Pause. Le vent dans les arbres faisait frémir les feuilles. Nous attendions.


« Devant moi s’ouvrait une grotte plus grande que la plus grande grotte que vous pouvez imaginer. Son toit arrondi descendait jusqu’à un sol plat, et des centaines de couloirs perçait les parois du sol au plafond. On y voyait comme en plein jour, mais je n’ai aperçu aucune ouverture, pas le moindre trou jusqu’à la surface. Il y faisait une température douce, fraiche comme une soirée de printemps. Et, au sol, des habitations s’étendaient à perte de vue. Je suis descendue et j’ai marché dans ce village fantôme, entre les maisons inhabitées depuis des siècles, peut-être même des millénaires, mais qui semblaient avoir été quittées à peine quelques mois plus tôt. Je ne savais pas où j’allais, mais mes pas me guidaient vers une maison en particulier. Elles étaient toutes identiques, mais celle-ci m’attendait. Devant sa porte, une petite fleur blanche avait poussé. Lorsque je suis entrée, je me suis sentie chez moi. J’ai fermé les yeux, et tous les meilleurs moments de ma vie ont défilés devant mes yeux. Les sons, les odeurs, les sensations, tout y était comme si je revivais le moment en personne. J’ai entendu des rires, j’ai goûté des plats, j’ai senti la douceur des tissus, et j’ai revécu mes plus grandes joies. Je ne saurais combien de temps je suis restée là, mais lorsque j’ai ouvert les yeux, plein de larmes, une Fée se trouvait en face de moi. Elle semblait être aussi vieille que le monde mais il émanait d’elle l’insouciance d’un nouveau-né. Dans ses yeux brillaient toutes les émotions d’une vie. Lorsqu’elle a parlé, j’ai reconnu la voix qui avait chanté plus tôt. Elle m’a dit s’appeler Minnen, et être la Fée des souvenirs.

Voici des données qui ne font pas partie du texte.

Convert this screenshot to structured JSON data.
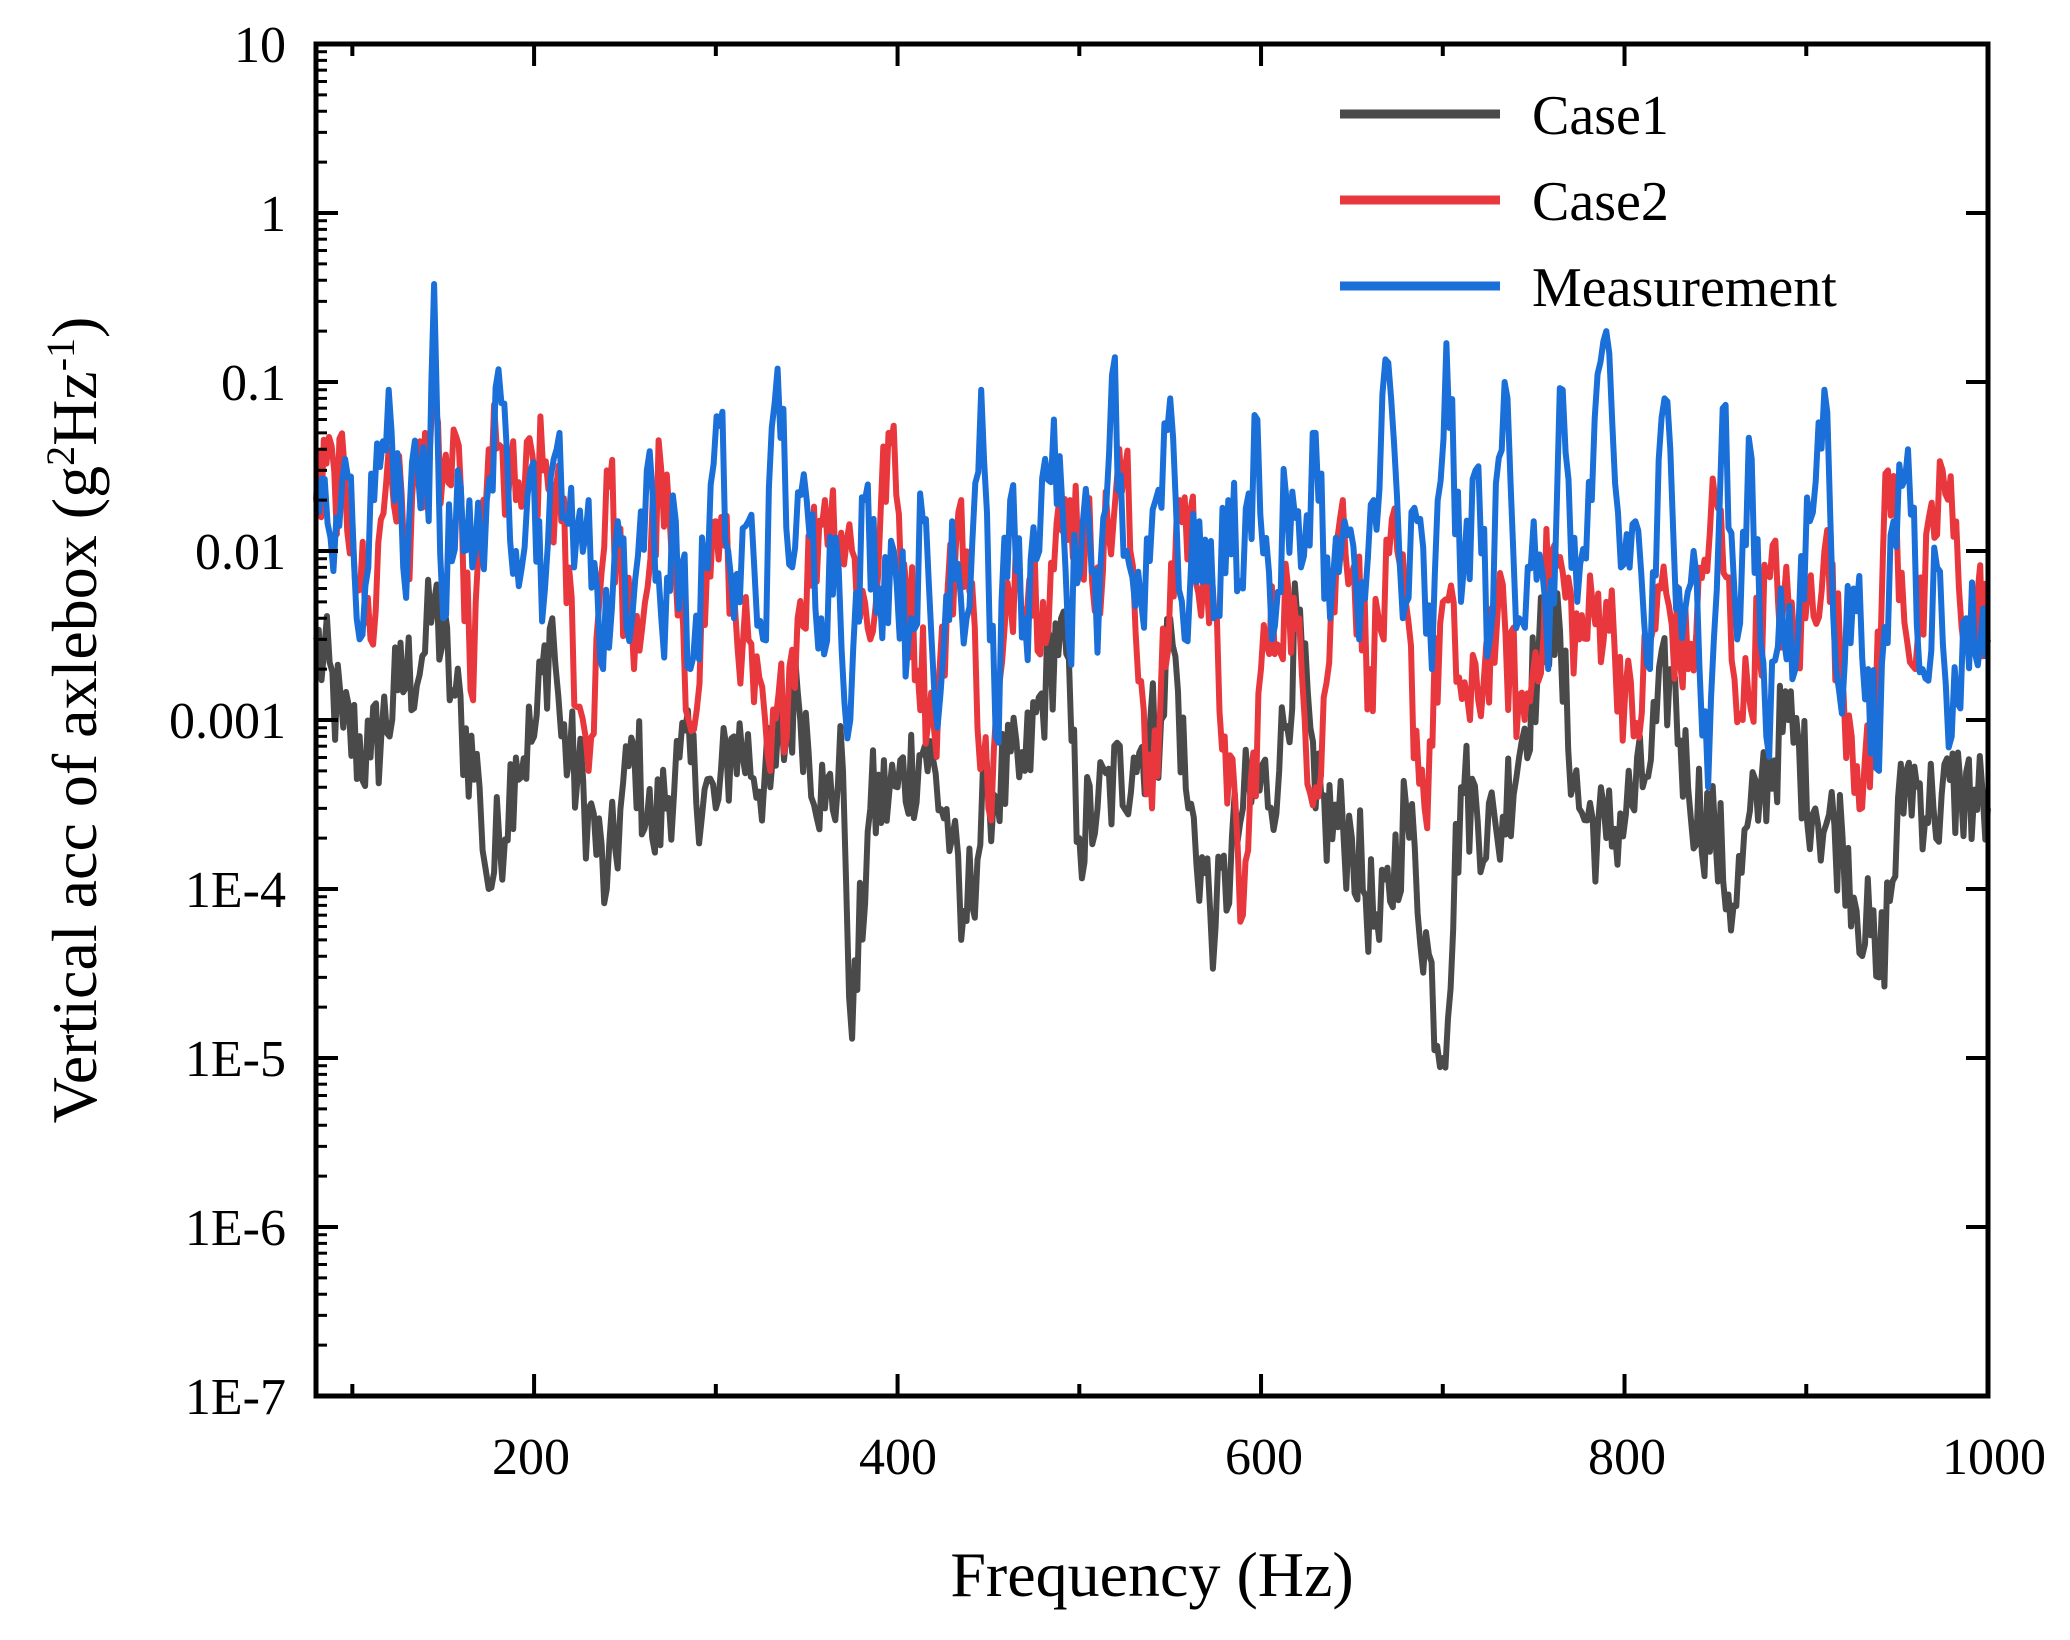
{
  "chart_data": {
    "type": "line",
    "title": "",
    "xlabel": "Frequency (Hz)",
    "ylabel_parts": [
      "Vertical acc of axlebox (g",
      "2",
      "Hz",
      "-1",
      ")"
    ],
    "xlim": [
      80,
      1000
    ],
    "ylim_log10": [
      -7,
      1
    ],
    "y_scale": "log",
    "x_ticks": [
      200,
      400,
      600,
      800,
      1000
    ],
    "x_tick_labels": [
      "200",
      "400",
      "600",
      "800",
      "1000"
    ],
    "y_ticks": [
      10,
      1,
      0.1,
      0.01,
      0.001,
      0.0001,
      1e-05,
      1e-06,
      1e-07
    ],
    "y_tick_labels": [
      "10",
      "1",
      "0.1",
      "0.01",
      "0.001",
      "1E-4",
      "1E-5",
      "1E-6",
      "1E-7"
    ],
    "legend_position": "top-right",
    "series": [
      {
        "name": "Case1",
        "color": "#4a4a4a",
        "points": [
          [
            80,
            0.003
          ],
          [
            95,
            0.0009
          ],
          [
            110,
            0.0006
          ],
          [
            125,
            0.0015
          ],
          [
            140,
            0.0025
          ],
          [
            145,
            0.005
          ],
          [
            155,
            0.0015
          ],
          [
            170,
            0.0004
          ],
          [
            175,
            0.0001
          ],
          [
            190,
            0.0006
          ],
          [
            200,
            0.0008
          ],
          [
            210,
            0.004
          ],
          [
            215,
            0.0008
          ],
          [
            230,
            0.0003
          ],
          [
            240,
            0.0001
          ],
          [
            255,
            0.0007
          ],
          [
            265,
            0.0002
          ],
          [
            280,
            0.0006
          ],
          [
            300,
            0.0003
          ],
          [
            310,
            0.0008
          ],
          [
            330,
            0.0004
          ],
          [
            345,
            0.0015
          ],
          [
            360,
            0.0003
          ],
          [
            370,
            0.0005
          ],
          [
            375,
            1.3e-05
          ],
          [
            385,
            0.0003
          ],
          [
            400,
            0.0004
          ],
          [
            415,
            0.0007
          ],
          [
            430,
            0.0002
          ],
          [
            435,
            5e-05
          ],
          [
            450,
            0.0004
          ],
          [
            470,
            0.0005
          ],
          [
            490,
            0.004
          ],
          [
            500,
            0.0002
          ],
          [
            510,
            0.0003
          ],
          [
            530,
            0.0006
          ],
          [
            545,
            0.001
          ],
          [
            550,
            0.004
          ],
          [
            560,
            0.0003
          ],
          [
            575,
            6e-05
          ],
          [
            590,
            0.0003
          ],
          [
            610,
            0.0005
          ],
          [
            620,
            0.004
          ],
          [
            630,
            0.0003
          ],
          [
            650,
            0.0002
          ],
          [
            665,
            5e-05
          ],
          [
            680,
            0.0003
          ],
          [
            700,
            1e-05
          ],
          [
            710,
            0.0004
          ],
          [
            730,
            0.0002
          ],
          [
            760,
            0.005
          ],
          [
            775,
            0.0003
          ],
          [
            790,
            0.0002
          ],
          [
            810,
            0.0004
          ],
          [
            825,
            0.002
          ],
          [
            835,
            0.0004
          ],
          [
            850,
            0.0002
          ],
          [
            860,
            8e-05
          ],
          [
            875,
            0.0004
          ],
          [
            890,
            0.001
          ],
          [
            905,
            0.0003
          ],
          [
            920,
            0.0002
          ],
          [
            940,
            3e-05
          ],
          [
            955,
            0.0005
          ],
          [
            970,
            0.0003
          ],
          [
            985,
            0.0004
          ],
          [
            1000,
            0.0003
          ]
        ]
      },
      {
        "name": "Case2",
        "color": "#e8383d",
        "points": [
          [
            80,
            0.02
          ],
          [
            90,
            0.03
          ],
          [
            100,
            0.015
          ],
          [
            110,
            0.003
          ],
          [
            120,
            0.04
          ],
          [
            130,
            0.01
          ],
          [
            140,
            0.05
          ],
          [
            150,
            0.03
          ],
          [
            160,
            0.02
          ],
          [
            165,
            0.0015
          ],
          [
            175,
            0.04
          ],
          [
            190,
            0.02
          ],
          [
            205,
            0.03
          ],
          [
            215,
            0.015
          ],
          [
            225,
            0.0012
          ],
          [
            230,
            0.0005
          ],
          [
            240,
            0.03
          ],
          [
            255,
            0.002
          ],
          [
            270,
            0.03
          ],
          [
            285,
            0.001
          ],
          [
            300,
            0.015
          ],
          [
            315,
            0.003
          ],
          [
            330,
            0.0005
          ],
          [
            345,
            0.004
          ],
          [
            360,
            0.02
          ],
          [
            375,
            0.01
          ],
          [
            385,
            0.003
          ],
          [
            395,
            0.05
          ],
          [
            405,
            0.006
          ],
          [
            420,
            0.0009
          ],
          [
            435,
            0.02
          ],
          [
            450,
            0.0003
          ],
          [
            465,
            0.01
          ],
          [
            480,
            0.005
          ],
          [
            495,
            0.02
          ],
          [
            510,
            0.008
          ],
          [
            525,
            0.03
          ],
          [
            540,
            0.0003
          ],
          [
            555,
            0.02
          ],
          [
            570,
            0.007
          ],
          [
            580,
            0.0008
          ],
          [
            590,
            7e-05
          ],
          [
            600,
            0.002
          ],
          [
            615,
            0.006
          ],
          [
            630,
            0.0004
          ],
          [
            645,
            0.02
          ],
          [
            660,
            0.002
          ],
          [
            675,
            0.01
          ],
          [
            690,
            0.0003
          ],
          [
            700,
            0.005
          ],
          [
            715,
            0.001
          ],
          [
            730,
            0.004
          ],
          [
            745,
            0.001
          ],
          [
            760,
            0.01
          ],
          [
            775,
            0.003
          ],
          [
            790,
            0.005
          ],
          [
            805,
            0.0008
          ],
          [
            820,
            0.006
          ],
          [
            835,
            0.002
          ],
          [
            850,
            0.02
          ],
          [
            865,
            0.001
          ],
          [
            880,
            0.007
          ],
          [
            895,
            0.003
          ],
          [
            910,
            0.01
          ],
          [
            925,
            0.0008
          ],
          [
            935,
            0.0004
          ],
          [
            945,
            0.03
          ],
          [
            960,
            0.002
          ],
          [
            975,
            0.03
          ],
          [
            990,
            0.003
          ],
          [
            1000,
            0.006
          ]
        ]
      },
      {
        "name": "Measurement",
        "color": "#1a6fd8",
        "points": [
          [
            80,
            0.02
          ],
          [
            88,
            0.012
          ],
          [
            96,
            0.035
          ],
          [
            104,
            0.003
          ],
          [
            112,
            0.02
          ],
          [
            120,
            0.09
          ],
          [
            128,
            0.008
          ],
          [
            136,
            0.03
          ],
          [
            142,
            0.015
          ],
          [
            145,
            0.38
          ],
          [
            150,
            0.004
          ],
          [
            158,
            0.03
          ],
          [
            166,
            0.008
          ],
          [
            174,
            0.02
          ],
          [
            182,
            0.075
          ],
          [
            190,
            0.01
          ],
          [
            198,
            0.03
          ],
          [
            206,
            0.006
          ],
          [
            214,
            0.05
          ],
          [
            222,
            0.008
          ],
          [
            230,
            0.02
          ],
          [
            238,
            0.002
          ],
          [
            246,
            0.015
          ],
          [
            254,
            0.004
          ],
          [
            262,
            0.03
          ],
          [
            270,
            0.004
          ],
          [
            278,
            0.015
          ],
          [
            286,
            0.002
          ],
          [
            294,
            0.008
          ],
          [
            302,
            0.055
          ],
          [
            310,
            0.004
          ],
          [
            318,
            0.015
          ],
          [
            326,
            0.003
          ],
          [
            334,
            0.12
          ],
          [
            342,
            0.008
          ],
          [
            350,
            0.02
          ],
          [
            358,
            0.004
          ],
          [
            366,
            0.012
          ],
          [
            374,
            0.001
          ],
          [
            382,
            0.02
          ],
          [
            390,
            0.006
          ],
          [
            398,
            0.01
          ],
          [
            406,
            0.003
          ],
          [
            414,
            0.015
          ],
          [
            422,
            0.0009
          ],
          [
            430,
            0.015
          ],
          [
            438,
            0.004
          ],
          [
            446,
            0.09
          ],
          [
            454,
            0.0008
          ],
          [
            462,
            0.02
          ],
          [
            470,
            0.004
          ],
          [
            478,
            0.01
          ],
          [
            486,
            0.06
          ],
          [
            494,
            0.003
          ],
          [
            502,
            0.015
          ],
          [
            510,
            0.0025
          ],
          [
            518,
            0.11
          ],
          [
            526,
            0.01
          ],
          [
            534,
            0.005
          ],
          [
            542,
            0.02
          ],
          [
            550,
            0.08
          ],
          [
            558,
            0.003
          ],
          [
            566,
            0.015
          ],
          [
            574,
            0.004
          ],
          [
            582,
            0.02
          ],
          [
            590,
            0.006
          ],
          [
            598,
            0.06
          ],
          [
            606,
            0.003
          ],
          [
            614,
            0.02
          ],
          [
            622,
            0.008
          ],
          [
            630,
            0.05
          ],
          [
            638,
            0.004
          ],
          [
            646,
            0.015
          ],
          [
            654,
            0.003
          ],
          [
            662,
            0.02
          ],
          [
            670,
            0.13
          ],
          [
            678,
            0.004
          ],
          [
            686,
            0.015
          ],
          [
            694,
            0.002
          ],
          [
            702,
            0.17
          ],
          [
            710,
            0.005
          ],
          [
            718,
            0.03
          ],
          [
            726,
            0.003
          ],
          [
            734,
            0.1
          ],
          [
            742,
            0.004
          ],
          [
            750,
            0.015
          ],
          [
            758,
            0.002
          ],
          [
            766,
            0.09
          ],
          [
            774,
            0.005
          ],
          [
            782,
            0.02
          ],
          [
            790,
            0.2
          ],
          [
            798,
            0.008
          ],
          [
            806,
            0.015
          ],
          [
            814,
            0.002
          ],
          [
            822,
            0.08
          ],
          [
            830,
            0.006
          ],
          [
            838,
            0.01
          ],
          [
            846,
            0.0004
          ],
          [
            854,
            0.07
          ],
          [
            862,
            0.003
          ],
          [
            870,
            0.035
          ],
          [
            878,
            0.0008
          ],
          [
            886,
            0.006
          ],
          [
            894,
            0.002
          ],
          [
            902,
            0.015
          ],
          [
            910,
            0.09
          ],
          [
            918,
            0.0015
          ],
          [
            926,
            0.006
          ],
          [
            934,
            0.002
          ],
          [
            940,
            0.0005
          ],
          [
            948,
            0.015
          ],
          [
            956,
            0.04
          ],
          [
            964,
            0.002
          ],
          [
            972,
            0.008
          ],
          [
            980,
            0.0008
          ],
          [
            988,
            0.004
          ],
          [
            996,
            0.003
          ],
          [
            1000,
            0.003
          ]
        ]
      }
    ]
  }
}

Je demeure ici depuis toujours et à jamais. Tant qu’il restera une Fée alors j’existerai. Tu as trouvé ton passé ici Blodwyn, mais il n’est pas bon de vivre dans une illusion. Il te reste beaucoup à découvrir, une vie entière à mener. Forge-toi suffisamment de souvenirs pour oublier que tu es venue en ce lieu. Alors, et seulement en ce temps-là, tu pourras revenir. N’en parle pas non plus à tes camarades. Si elles ont besoin de moi, elles me trouveront.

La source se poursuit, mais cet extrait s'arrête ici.